Opening Reception: May 30, 6-10pm
with David Altmejd, Julie Doucet, Groupe d’action en cinéma Épopée, Henry Kleine, and Noémi McComber
At first blush Cynthia Girard’s work is a candy-coated world of animals, birds, and simple political slogans: cute but not threatening. But do not be fooled: Girard uses colour, pattern, and the reassuring forms of small beasts to disarm. On closer look this work deals in class struggle, social utopias, and the game of politics and power. Her paintings and sculptures borrow from the lineage of Political Theatre: theatre by, of, and for the people. Girard picks freely from Western history to select costumes and props, bringing together a commanding cast of unlikely characters, settings, and struggles with an absurdist hand and a comic voice, creating something that sparkles like a fairy tale, but delivers the somber punch of social satire.
A compelling list of social flare-ups that have been activated in resistance to conservative or right-wing politics and economics are a constant in Girard’s work. This is the action of her paintings: the political rallies, street protests, and student marches to demand better for women, queers, and students. The voices of civil rights, of Québec liberation, for ending nukes, embracing peace, and saving the earth. What all these campaigns share is a heavy reliance on grass-roots processions, demonstrations, and banners to convey their messages. Girard’s “painterly constructions”, as she calls them, are radically removed from the walls, hung on makeshift scaffolding, referencing the temporary scenic backdrops of street theatre and political banners – emblazoned with messages that are at once silly, powerful, and hopeful.
For Girard an exhibition or installation is a temporary platform to voice opinions and ask questions, and for real dialogue to happen, others should be involved. For this iteration, Girard has invited five artists – David Altmejd, Julie Doucet, Groupe d’action en cinéma Épopée, Henry Kleine, and Noémi McComber – to “nest in her project”. The temporality, or sense of the exhibition as a moment, is not only exciting to witness, but also falls in line with the roots from which it draws meaning and inspiration. Finishing the play, the demonstration, the political rally, this merry band of artists moves on to the next site of action.
This action however does not happen in the street, but has been moved into the garden. This is not an ornamental, expertly pruned English garden, nor is it a wild, untamed green space – this garden is the magic space of myths, folk tales, and children’s books. The expected green is replaced by rainbow hues, everything is abstracted, scale manipulated, and what we know of the colour of day and night erased so that time has no hold. This garden is not found in backyards or through gates, but between, behind, or on the other side of our world – accessible only through rips in our reality. Girard paints these shifting access points into her paintings: a parted curtain, a door, the rainbow path of a snail – they are signs and maps for movement towards utopia.
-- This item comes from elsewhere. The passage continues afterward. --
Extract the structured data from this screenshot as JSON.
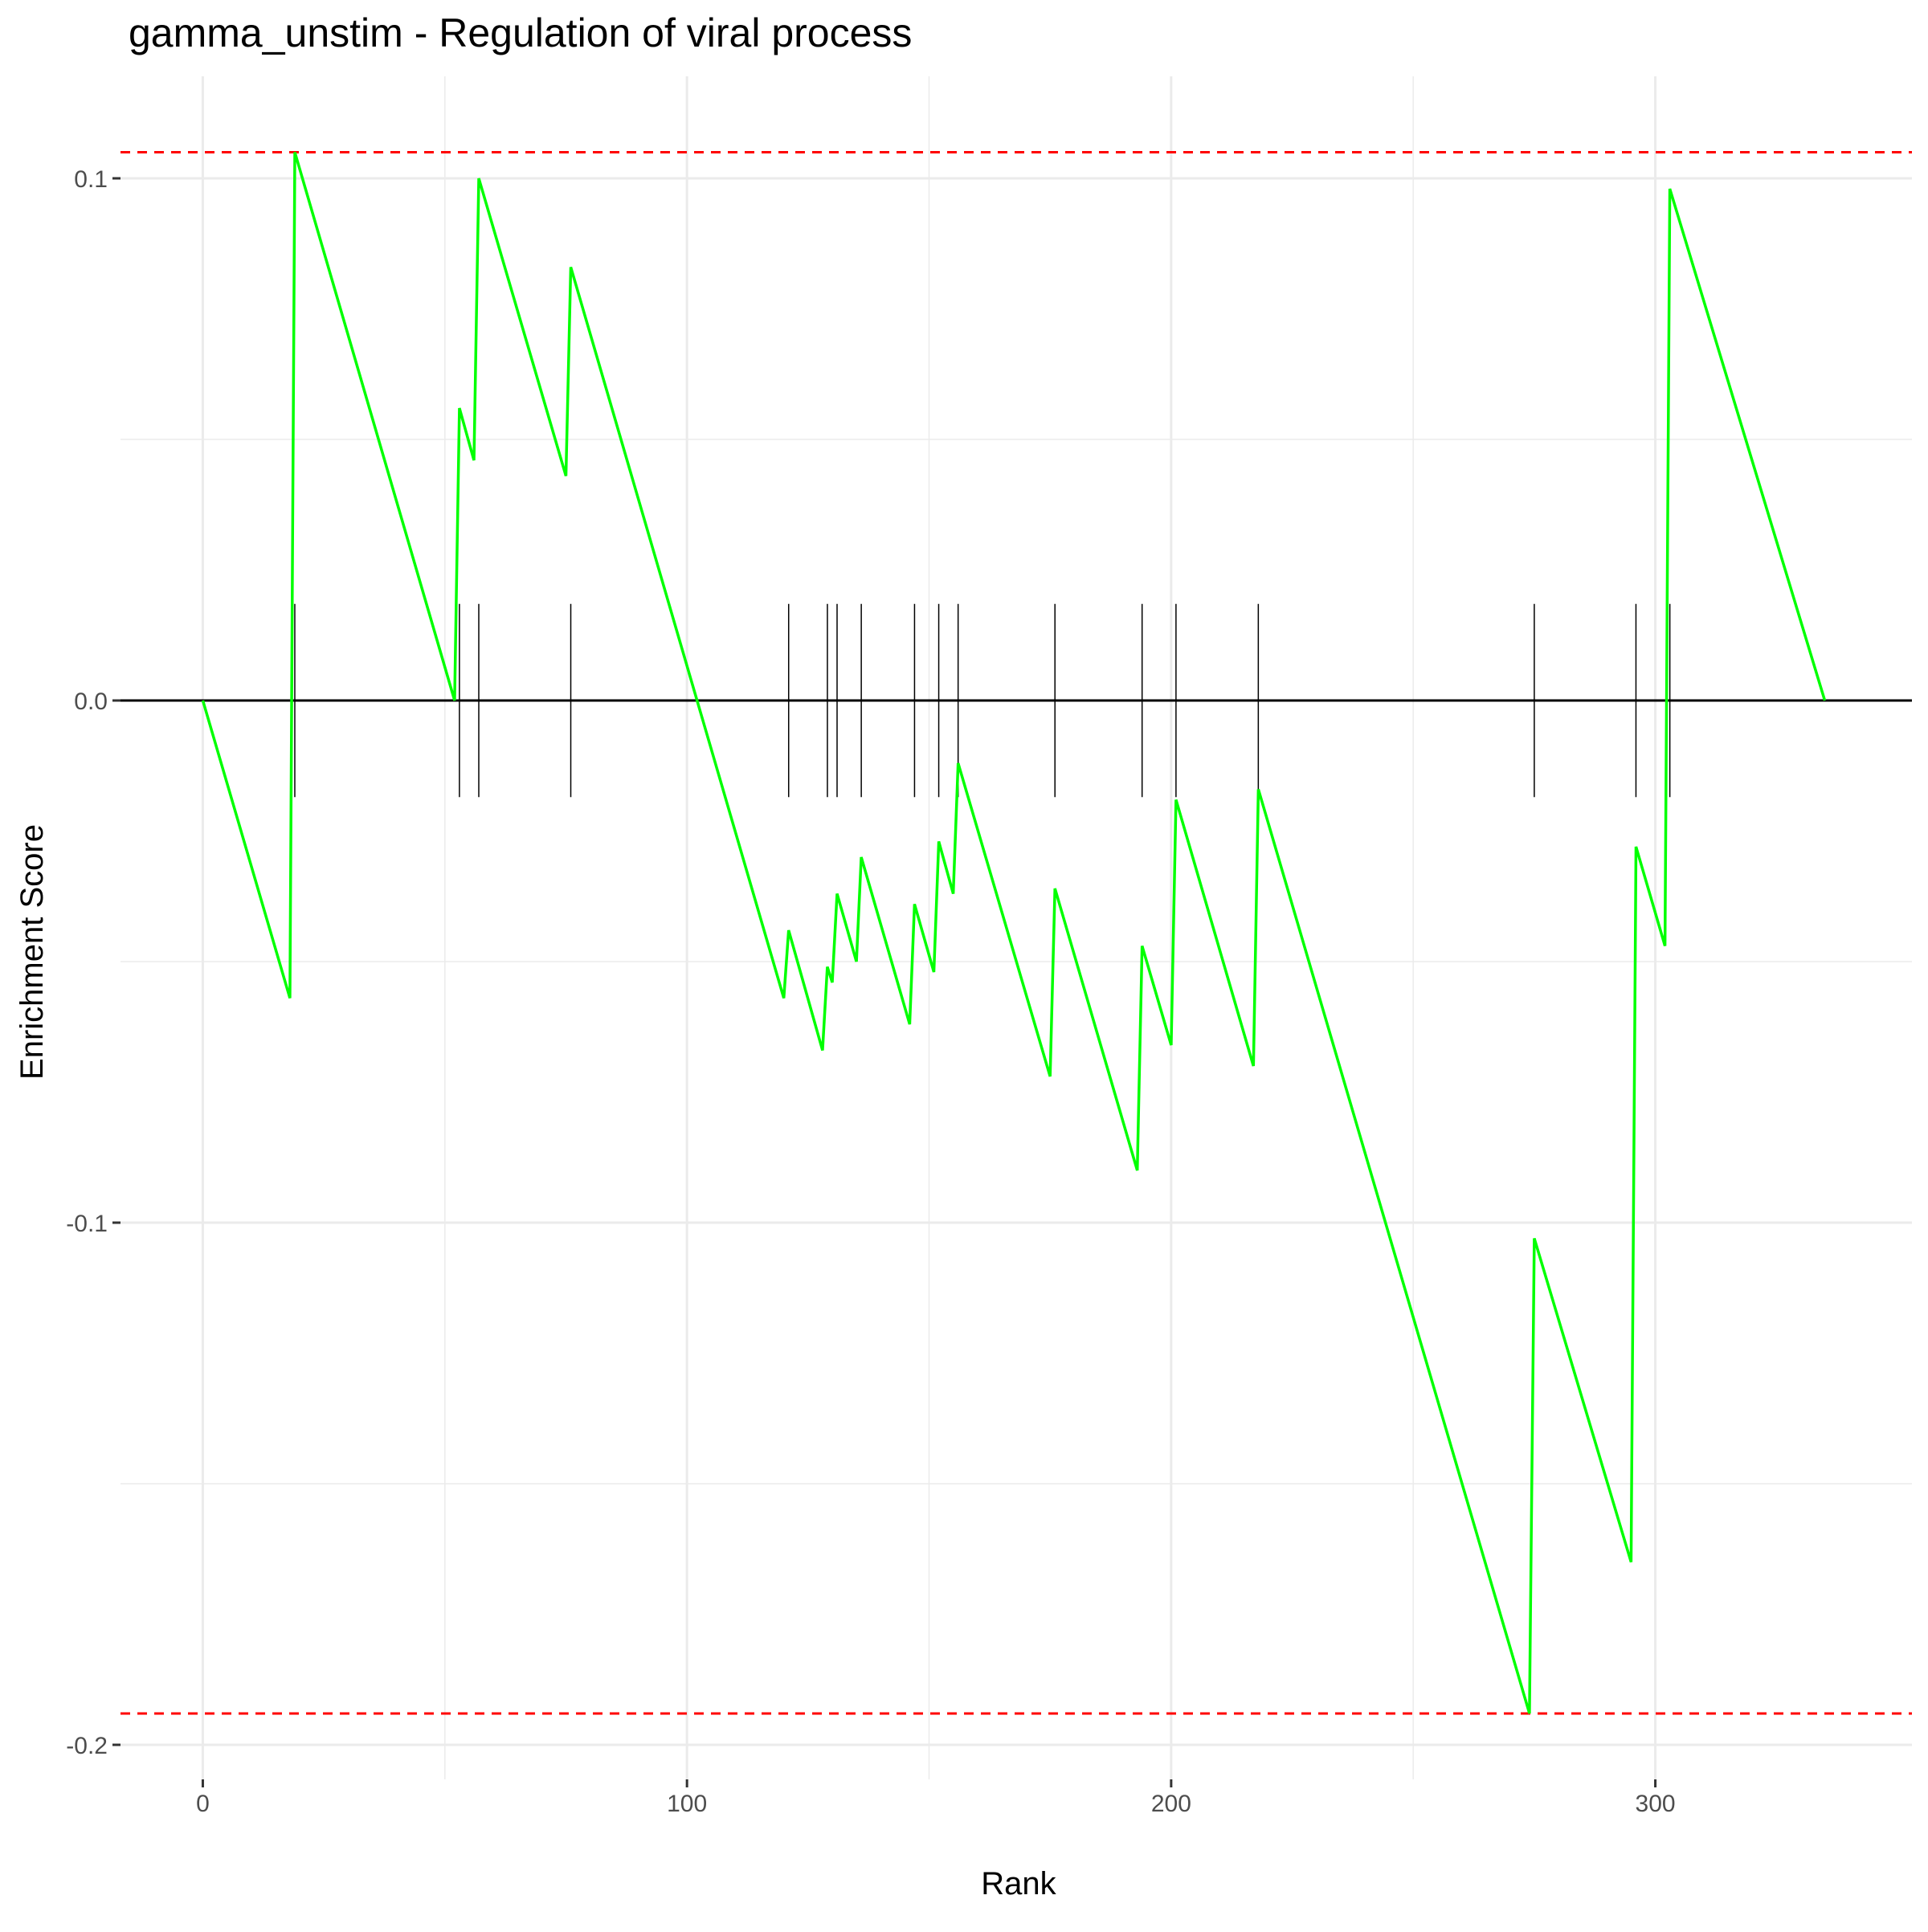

The characters, of which there are many – Rosa Luxemburg, Martin Luther King, Karl Marx, Mussolini, Franco, and Berlusconi, among others – are abstracted caricatures, faces with phallic noses, cubist bodies. Often they are experiencing a kind of transformation or in the process of being rendered down to absurd and laughable proportions. Neither human nor beast, they stretch from one bodily form into the next, fracture, and remain in constant disorder. The beasts – unicorns, birds, butterflies, owls, snails, and caterpillars – only become more beautiful, with fuller tails, more elaborate feathers, and fancier colours. They are also wise and have been granted the use of language, something the humans have been denied. They are the poets and truth-seekers. They speak the obvious, but it is often these simple lines that give them insight and logic, making them the heroes of these clever allegories.